During data analysis, the “outliers” package in R language was specifically utilized to identify and address outliers in the data set. Furthermore, for statistical analysis, we employed the “stats” package in R to conduct basic statistical tests, “dplyr” for data manipulation, and “ggplot2” for data visualization. First, descriptive statistics were performed for all parameters, including the mean, minimum, and maximum values. To ensure the completeness and reliability of the data analysis, the interquartile range (IQR) method was employed to identify potential outliers in the data set; the robustness of this method in detecting true anomalies is widely recognized. In addition, exploiting recent advances in the identification of data outliers, we used the isolation forest technique recommended in recent studies. The results demonstrate that no outliers were found in our data set (Uddin et al., 2024b). All data were transformed into log10 before analysis to satisfy the normality and chi-square conditions for variance.
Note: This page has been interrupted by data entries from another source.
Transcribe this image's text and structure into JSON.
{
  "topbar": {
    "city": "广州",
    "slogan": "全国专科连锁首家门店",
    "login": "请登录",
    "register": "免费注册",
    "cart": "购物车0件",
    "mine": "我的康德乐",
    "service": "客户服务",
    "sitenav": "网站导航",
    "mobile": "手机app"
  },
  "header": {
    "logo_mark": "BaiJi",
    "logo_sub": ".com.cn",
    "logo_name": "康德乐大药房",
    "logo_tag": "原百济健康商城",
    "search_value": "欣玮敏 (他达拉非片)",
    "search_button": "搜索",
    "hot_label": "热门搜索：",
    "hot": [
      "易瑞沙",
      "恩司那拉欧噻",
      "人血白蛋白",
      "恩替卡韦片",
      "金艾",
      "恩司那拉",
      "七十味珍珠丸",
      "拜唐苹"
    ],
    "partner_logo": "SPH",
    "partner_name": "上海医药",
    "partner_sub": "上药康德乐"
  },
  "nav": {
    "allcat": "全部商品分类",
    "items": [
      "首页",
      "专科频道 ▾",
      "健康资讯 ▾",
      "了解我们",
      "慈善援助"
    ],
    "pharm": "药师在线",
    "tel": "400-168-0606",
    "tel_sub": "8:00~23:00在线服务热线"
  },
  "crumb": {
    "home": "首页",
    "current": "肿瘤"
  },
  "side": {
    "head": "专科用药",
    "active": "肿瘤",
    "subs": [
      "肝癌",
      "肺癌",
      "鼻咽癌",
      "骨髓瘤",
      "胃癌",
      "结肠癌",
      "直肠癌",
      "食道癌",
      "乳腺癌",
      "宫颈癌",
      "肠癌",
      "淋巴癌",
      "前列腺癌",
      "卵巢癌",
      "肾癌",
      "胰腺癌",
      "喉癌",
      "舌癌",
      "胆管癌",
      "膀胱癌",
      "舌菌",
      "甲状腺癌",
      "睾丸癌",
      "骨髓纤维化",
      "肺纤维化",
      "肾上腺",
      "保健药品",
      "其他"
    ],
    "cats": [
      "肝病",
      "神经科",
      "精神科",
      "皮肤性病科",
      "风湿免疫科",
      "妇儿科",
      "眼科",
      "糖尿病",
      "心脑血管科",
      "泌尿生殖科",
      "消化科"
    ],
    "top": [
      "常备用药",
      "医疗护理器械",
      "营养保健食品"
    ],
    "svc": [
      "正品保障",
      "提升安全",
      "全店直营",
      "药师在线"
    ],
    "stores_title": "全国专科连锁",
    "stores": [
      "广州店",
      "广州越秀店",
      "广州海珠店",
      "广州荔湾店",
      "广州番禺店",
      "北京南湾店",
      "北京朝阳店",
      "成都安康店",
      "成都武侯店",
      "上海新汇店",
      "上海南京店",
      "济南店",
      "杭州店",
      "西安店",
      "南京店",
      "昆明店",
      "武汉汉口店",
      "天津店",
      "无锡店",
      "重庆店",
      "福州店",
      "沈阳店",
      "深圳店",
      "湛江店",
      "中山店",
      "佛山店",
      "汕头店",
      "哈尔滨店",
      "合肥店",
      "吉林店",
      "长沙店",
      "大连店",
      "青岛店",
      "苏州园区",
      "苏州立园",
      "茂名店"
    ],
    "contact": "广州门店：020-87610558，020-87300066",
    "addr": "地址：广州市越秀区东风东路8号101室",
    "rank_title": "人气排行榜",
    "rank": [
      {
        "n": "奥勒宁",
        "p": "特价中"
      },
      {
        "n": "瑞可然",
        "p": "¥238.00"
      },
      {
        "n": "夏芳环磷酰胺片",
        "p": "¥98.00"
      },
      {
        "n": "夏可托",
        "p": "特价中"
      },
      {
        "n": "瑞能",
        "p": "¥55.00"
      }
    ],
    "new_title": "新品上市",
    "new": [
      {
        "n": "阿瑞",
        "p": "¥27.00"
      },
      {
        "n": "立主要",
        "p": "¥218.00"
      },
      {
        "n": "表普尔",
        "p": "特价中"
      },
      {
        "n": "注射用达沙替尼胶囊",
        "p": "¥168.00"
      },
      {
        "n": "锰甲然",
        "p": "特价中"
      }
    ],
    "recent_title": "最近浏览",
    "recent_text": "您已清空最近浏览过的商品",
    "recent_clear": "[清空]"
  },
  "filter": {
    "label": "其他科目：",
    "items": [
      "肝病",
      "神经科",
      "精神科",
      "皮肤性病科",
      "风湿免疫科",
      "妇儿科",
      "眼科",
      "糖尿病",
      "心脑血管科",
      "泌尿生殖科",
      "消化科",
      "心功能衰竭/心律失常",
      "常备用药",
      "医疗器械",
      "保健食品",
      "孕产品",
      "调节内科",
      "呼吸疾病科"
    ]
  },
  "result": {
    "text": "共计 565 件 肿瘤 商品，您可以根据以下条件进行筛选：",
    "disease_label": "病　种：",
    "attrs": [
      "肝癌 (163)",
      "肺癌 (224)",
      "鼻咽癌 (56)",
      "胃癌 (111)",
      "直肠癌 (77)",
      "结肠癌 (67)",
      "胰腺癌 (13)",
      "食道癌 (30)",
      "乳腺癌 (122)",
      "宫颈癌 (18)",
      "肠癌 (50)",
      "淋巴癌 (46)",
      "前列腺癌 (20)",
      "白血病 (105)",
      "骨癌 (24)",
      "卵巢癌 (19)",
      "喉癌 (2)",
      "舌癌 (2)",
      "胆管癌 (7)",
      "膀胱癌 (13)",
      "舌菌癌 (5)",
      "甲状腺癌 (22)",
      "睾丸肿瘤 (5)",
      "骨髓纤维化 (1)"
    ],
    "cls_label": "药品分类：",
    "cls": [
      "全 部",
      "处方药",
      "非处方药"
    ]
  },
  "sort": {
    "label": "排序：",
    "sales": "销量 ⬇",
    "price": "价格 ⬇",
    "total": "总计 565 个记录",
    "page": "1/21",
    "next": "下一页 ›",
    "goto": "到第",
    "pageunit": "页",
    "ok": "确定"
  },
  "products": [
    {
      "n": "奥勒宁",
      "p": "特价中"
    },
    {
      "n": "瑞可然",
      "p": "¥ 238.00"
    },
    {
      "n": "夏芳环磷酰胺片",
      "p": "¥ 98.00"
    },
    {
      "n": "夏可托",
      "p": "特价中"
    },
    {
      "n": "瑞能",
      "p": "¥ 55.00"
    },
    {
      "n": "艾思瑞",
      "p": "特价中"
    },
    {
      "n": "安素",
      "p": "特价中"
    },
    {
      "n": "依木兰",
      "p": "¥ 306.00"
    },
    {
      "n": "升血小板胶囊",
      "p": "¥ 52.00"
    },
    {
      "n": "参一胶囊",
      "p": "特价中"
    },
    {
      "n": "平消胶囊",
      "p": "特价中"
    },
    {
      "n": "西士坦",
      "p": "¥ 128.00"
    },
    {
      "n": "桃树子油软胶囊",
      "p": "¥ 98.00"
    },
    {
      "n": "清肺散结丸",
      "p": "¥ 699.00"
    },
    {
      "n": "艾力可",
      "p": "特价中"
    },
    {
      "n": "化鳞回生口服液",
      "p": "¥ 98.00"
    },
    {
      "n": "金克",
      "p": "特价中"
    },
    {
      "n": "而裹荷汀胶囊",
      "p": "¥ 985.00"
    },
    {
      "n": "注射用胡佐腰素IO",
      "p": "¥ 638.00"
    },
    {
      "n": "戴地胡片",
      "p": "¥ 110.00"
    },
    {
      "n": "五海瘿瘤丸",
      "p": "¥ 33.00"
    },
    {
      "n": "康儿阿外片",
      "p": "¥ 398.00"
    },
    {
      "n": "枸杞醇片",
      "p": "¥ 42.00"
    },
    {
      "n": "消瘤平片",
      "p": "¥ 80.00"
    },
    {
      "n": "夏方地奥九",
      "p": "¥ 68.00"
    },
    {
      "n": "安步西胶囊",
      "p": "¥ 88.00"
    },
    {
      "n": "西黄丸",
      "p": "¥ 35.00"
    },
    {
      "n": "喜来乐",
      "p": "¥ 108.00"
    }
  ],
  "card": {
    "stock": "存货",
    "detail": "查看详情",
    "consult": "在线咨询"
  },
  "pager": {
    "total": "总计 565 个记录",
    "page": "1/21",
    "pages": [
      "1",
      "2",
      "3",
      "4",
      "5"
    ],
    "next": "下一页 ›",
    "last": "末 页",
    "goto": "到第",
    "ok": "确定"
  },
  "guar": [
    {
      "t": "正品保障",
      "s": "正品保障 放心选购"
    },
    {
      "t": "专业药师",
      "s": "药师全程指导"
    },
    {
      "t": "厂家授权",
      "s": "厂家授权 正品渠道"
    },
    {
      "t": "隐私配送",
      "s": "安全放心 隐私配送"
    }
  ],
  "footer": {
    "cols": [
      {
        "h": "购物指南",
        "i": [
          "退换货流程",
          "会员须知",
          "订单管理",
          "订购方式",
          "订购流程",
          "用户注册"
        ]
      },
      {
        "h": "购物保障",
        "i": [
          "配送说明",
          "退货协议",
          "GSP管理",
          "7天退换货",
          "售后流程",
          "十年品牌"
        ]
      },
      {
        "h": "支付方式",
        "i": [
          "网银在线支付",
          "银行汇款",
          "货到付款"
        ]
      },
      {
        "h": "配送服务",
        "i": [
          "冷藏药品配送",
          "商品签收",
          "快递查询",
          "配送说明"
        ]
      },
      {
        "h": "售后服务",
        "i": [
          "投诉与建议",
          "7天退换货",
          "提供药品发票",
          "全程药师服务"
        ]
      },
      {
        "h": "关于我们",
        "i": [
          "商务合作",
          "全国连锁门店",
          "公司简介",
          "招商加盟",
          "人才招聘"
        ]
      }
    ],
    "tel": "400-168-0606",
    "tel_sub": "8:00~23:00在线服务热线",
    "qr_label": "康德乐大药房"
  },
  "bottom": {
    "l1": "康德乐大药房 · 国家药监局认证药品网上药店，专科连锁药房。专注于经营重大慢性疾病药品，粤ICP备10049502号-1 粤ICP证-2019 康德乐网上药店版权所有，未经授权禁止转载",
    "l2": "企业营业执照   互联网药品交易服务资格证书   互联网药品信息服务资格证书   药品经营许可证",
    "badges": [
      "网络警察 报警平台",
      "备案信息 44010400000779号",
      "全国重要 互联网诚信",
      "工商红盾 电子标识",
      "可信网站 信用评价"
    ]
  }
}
Ward’s hierarchical cluster analysis (CA) based on the observed mean and squared Euclidean distances throughout the period was used to determine spatial groupings. The axes of the resulting dendrogram were scaled by percentage, i.e., (Dlink/Dmax) 100 (Singh et al., 2005), to show the ratio of distance to peak for the data points (Fig. S1). The parameters used for CA included physical (T, pH, v, EC, ORP, and SD), chemical (TN, TP, TN/TP NH4–N, DO, CODMn, and AP), and biological parameters (MC, H′, H, J, and D) (Table S2). In addition, the role of threshold division in determining the influence of nutrient parameters on lake eutrophication was examined for TN/TP. Threshold division was also applied to assess the eutrophication status of lakes based on phytoplankton parameters H and H′, and the result was determined by a higher eutrophication level (Tables S3 and S4). One-way analysis of variance (ANOVA) was employed to determine whether significant differences existed in the physicochemical parameters between the sampling locations and sampling times. Moreover, in the groups where significant differences were found, Fisher’s least significant difference (LSD) test was used to further determine which groups differed significantly from each other.
Irrelevant input attributes can introduce model uncertainty or bias into final evaluations, making input selection a critical component of model development (Uddin et al., 2024a). Many instances of suboptimal model performance can be attributed to improper input selection, with issues such as multicollinearity among parameters serving as a prime example (Yu et al., 2015; Zhang et al., 2022). This literature emphasizes the significance of a multicollinearity assessment before model development (Yu et al., 2015; Uddin et al., 2024a). Typically, multicollinearity issues are identified using various tools and techniques, such as variance inflation factor, Pearson correlation, and Spearman correlation (Uddin et al., 2024a). An increase in the number of input features in ML models and the presence of colinear variables (i.e., high feature correlation) can yield biased prediction results (Reddy et al., 2020). Considering the range of applicability and whether the data required normalization, computational complexity, and robustness, we employed a maximum information coefficient (MIC) algorithm for feature screening. This algorithm determines the degree of correlation between variables by calculating the maximum joint probability between two variables for different scale grid distributions. In addition, a MIC threshold was selected as the target parameter for feature relevance classification (high and low correlation) to retain the maximum amount of information regarding valid features (Reddy et al., 2020). MIC was used to assess the strength of the correlation between parameters, and the Pearson correlation coefficient was used to determine the direction of the correlation (positive or negative).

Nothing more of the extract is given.